Sur la mise en ouvre de la Cour, des questions surgissent auxquelles ne répondent pas toujours le libellé actuel des statuts, qu'il faudra compléter par un règlement intérieur, en attendant de constituer une jurisprudence. Jacques Robert cite des exemples :la Cour sera-t-elle libre de juger qui elle veut ou lui faudra-t-il obtenir le concours antérieur des Etats concernés ? Les pays scandinaves, le Canada, l'Allemagne estiment que la Cour doit être totalement indépendante. Le Conseil de sécurité de l'ONU pourra-t-il stopper des enquêtes en considérant que les poursuites sont un danger pour la paix ? Un argument entendu à propos du Chili et du Cambodge ("vous allez ressusciter des troubles !").
La souveraineté des Etats mise en cause ?
La Cour internationale porte-t-elle atteinte à la souveraineté des Etats ? Pourra-t-elle disputer leurs compétences aux juridictions pénales d'un pays ? Elle ne pourra se saisir d'un cas déjà jugé ou en train d'être jugé, d'où le risque suivant :un pays déclare s'occuper de ses criminels mais laisse traîner l'affaire ... Un criminel saisi pourra-t-il être extradé ? Beau sujet pour notre Conseil constitutionnel (qui a délibéré le 22 janvier de tous ces problèmes) car la France refuse l'extradition de ses nationaux et sa constitution donne l'immunité au Chef de l'Etat pendant toute la durée de son mandat. (D'où une révision nécessaire de la Constitution pour la ratification par la France du traité instituant cette Cour).

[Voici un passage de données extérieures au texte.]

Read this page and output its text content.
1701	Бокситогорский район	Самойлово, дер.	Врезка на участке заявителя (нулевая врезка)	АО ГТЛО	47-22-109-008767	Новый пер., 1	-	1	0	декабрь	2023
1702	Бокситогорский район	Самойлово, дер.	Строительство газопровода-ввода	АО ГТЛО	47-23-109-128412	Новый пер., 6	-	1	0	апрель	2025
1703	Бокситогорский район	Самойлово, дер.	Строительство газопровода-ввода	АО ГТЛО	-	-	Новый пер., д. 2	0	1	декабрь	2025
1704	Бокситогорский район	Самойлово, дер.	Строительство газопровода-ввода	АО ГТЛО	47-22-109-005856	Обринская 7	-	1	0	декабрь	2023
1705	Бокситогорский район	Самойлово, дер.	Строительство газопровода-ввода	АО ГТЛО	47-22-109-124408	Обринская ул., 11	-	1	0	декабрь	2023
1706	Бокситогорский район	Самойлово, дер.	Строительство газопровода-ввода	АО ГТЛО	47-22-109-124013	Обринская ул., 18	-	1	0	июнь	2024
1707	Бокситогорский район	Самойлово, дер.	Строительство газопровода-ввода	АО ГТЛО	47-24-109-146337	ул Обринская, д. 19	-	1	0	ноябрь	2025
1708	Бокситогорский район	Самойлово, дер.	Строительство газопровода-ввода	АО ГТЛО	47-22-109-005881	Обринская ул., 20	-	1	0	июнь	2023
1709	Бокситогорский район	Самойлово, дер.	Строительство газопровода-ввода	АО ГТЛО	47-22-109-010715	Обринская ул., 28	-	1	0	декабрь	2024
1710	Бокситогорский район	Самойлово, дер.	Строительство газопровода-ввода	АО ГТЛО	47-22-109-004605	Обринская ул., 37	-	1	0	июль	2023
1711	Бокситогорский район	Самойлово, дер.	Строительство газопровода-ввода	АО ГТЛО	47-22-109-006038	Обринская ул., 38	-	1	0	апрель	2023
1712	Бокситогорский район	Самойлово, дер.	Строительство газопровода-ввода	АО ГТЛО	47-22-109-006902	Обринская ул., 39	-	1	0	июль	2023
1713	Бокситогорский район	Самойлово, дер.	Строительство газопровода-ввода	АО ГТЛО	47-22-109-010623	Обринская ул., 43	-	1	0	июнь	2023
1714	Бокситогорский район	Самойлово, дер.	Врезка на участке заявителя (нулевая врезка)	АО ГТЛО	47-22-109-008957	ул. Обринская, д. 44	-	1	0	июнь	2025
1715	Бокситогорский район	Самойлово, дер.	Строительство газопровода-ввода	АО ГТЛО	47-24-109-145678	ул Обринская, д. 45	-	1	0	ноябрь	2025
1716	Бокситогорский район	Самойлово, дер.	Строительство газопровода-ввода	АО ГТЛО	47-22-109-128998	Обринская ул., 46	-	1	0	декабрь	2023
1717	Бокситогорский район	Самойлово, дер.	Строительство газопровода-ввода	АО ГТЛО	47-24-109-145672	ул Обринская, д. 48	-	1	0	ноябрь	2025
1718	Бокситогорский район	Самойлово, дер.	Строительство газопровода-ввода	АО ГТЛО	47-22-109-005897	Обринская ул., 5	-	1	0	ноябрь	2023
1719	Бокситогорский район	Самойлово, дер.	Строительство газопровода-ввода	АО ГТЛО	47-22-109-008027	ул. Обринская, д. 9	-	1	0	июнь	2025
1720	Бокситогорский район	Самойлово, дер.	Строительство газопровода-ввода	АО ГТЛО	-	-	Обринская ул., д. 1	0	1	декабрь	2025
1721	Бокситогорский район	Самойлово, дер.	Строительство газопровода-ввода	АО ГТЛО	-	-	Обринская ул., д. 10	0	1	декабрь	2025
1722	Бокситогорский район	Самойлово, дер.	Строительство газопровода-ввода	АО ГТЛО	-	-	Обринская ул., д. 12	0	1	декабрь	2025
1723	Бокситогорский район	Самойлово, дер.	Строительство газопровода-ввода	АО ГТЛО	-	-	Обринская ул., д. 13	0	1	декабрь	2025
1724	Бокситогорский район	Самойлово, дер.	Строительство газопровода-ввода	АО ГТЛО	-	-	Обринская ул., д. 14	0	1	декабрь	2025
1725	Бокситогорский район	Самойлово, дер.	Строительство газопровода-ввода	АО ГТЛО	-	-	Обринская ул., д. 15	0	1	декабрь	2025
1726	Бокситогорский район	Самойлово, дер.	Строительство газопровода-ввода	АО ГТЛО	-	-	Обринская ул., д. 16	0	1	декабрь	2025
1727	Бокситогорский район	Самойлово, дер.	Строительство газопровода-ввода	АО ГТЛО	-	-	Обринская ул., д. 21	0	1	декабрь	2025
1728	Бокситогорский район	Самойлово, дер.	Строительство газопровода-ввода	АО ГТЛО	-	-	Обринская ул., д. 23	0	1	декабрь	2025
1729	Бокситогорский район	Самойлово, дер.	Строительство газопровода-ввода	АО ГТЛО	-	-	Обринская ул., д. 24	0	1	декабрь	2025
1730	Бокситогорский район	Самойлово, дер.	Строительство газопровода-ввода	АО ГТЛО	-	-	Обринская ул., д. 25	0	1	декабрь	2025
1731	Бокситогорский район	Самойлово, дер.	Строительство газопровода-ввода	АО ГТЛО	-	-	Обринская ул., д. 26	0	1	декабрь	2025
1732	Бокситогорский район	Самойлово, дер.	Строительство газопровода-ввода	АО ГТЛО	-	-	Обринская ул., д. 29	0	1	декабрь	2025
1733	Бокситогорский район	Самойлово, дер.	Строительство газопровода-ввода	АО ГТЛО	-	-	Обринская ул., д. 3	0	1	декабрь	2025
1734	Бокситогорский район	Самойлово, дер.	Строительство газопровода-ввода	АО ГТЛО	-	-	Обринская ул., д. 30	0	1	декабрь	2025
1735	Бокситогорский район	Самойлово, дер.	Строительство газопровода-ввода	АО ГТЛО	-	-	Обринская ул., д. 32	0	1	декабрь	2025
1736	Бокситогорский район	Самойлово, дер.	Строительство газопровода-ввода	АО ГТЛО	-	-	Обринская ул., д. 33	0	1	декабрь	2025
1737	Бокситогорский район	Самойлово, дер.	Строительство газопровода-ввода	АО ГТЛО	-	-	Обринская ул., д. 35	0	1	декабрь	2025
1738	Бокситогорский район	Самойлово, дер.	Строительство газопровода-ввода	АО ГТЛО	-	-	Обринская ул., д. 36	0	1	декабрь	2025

Une ambiguïté à lever également : les crimes poursuivables seront-ils ceux postérieurs à l'entrée en vigueur du traité, mais aussi les crimes antérieurs jugés imprescriptibles ?
Tout Etat signataire pourra déférer une situation devant la Cour ainsi que le Conseil de sécurité et le Procureur lui-même, après le feu vert d'une chambre préliminaire. L'irrecevabilité tombera quand il y aura mauvaise volonté manifeste d'un Etat qui ne veut pas poursuivre. Le droit international applicable sera tiré des principes généraux en vigueur dans le droit des nations civilisées, ce qui relativise sérieusement les objections de ceux qui s'accrochent à la souveraineté des Etats.
Ratification probable
A quand l'entrée en vigueur ? Ce sera deux mois après la ratification de 60 Etats au moins. Ce qui demandera du temps, mais est tout à fait possible d'autant que sept ans plus tard, le traité sera réexaminé. La plupart des pays développés ratifieront le traité pronostique J. Robert qui, avec Jean Daniel, se félicite de constater que "l'universel est en train de prendre le pas sur l'international" ... Mais certains pays au Sud notamment ne partagent pas les grands principes démocratiques des pays du Nord. Si dans les pays du Nord, le clivage se situe entre les défenseurs des droits de l'homme et les "souverainistes", un autre clivage existe qui se manifeste sur le terrain culturel, relève Ch. Graeff : tous les pays n'ont pas ratifié la déclaration universelle des droits de l'homme : "Vous avez vos droits, nous avons les nôtres !" disent ces pays.